Asked about where the organization gets its funding, Mr. Safavi asserted that financing “has been and continues to be the Iranian people inside and outside Iran” and that “over the past three decades hundreds of Iranian merchants, industrialists and businessmen have been executed by the Iranian regime for providing financial assistance to the Resistance.”
All of the former U.S. officials who spoke with The Times for this article acknowledged that their travel and accommodations expenses in France were being paid for by the NCRI. However, each also asserted that it is common practice for them to accept payment for speaking engagements and stressed that their support for Friday’s rally and the plight of the MEK had nothing to do with money.

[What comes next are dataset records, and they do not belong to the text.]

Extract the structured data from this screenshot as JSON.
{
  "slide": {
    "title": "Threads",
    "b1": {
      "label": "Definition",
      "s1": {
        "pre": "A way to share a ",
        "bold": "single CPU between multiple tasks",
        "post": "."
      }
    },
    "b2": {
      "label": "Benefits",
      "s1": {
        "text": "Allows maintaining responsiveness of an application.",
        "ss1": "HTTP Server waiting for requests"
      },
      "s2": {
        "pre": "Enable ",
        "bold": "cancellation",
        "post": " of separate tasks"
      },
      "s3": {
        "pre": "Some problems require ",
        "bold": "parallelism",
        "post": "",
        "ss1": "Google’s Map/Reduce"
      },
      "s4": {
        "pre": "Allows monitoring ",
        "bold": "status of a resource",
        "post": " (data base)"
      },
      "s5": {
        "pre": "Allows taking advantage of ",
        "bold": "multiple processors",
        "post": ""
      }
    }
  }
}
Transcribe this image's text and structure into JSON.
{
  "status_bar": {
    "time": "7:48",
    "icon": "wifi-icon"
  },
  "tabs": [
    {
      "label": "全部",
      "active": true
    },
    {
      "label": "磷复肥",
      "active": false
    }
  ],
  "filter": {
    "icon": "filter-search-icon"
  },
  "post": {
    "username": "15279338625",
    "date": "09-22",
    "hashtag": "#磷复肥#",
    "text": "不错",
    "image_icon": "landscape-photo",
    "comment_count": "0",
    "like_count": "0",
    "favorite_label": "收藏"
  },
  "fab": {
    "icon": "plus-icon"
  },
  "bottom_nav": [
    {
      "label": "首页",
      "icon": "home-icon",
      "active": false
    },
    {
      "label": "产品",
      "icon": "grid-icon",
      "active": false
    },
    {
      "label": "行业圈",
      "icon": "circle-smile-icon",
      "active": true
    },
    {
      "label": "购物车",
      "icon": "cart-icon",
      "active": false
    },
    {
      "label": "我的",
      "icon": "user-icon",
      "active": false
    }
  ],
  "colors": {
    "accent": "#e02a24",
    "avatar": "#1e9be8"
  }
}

Pressed for a deeper explanation, each also acknowledged that some of their respect for the MEK stems from the group’s history of having shared intelligence with Washington about Iran’s disputed nuclear program and the Iranian military activity inside Iraq.
The MEK has provided U.S. military officials and successive U.S. administrations with “all types of good intelligence,” said Gen. Shelton, who added that during the mid-2000s the group’s members revealed how the Iranian government was moving explosives and teams of fighters into Iraq to attack U.S. forces occupying the nation.
“We gained much more,” Gen. Shelton said, “including about the Iranian nuclear program based on sources that they had inside Iran.”
“Even at the State Department, people will quietly, off the record, admit that [the MEK’s] intelligence, not just on the nuclear program, but on other things as well, is much better than what we have,” Mr. Dean said. “They have people inside the regime, all over the place and are quite helpful.”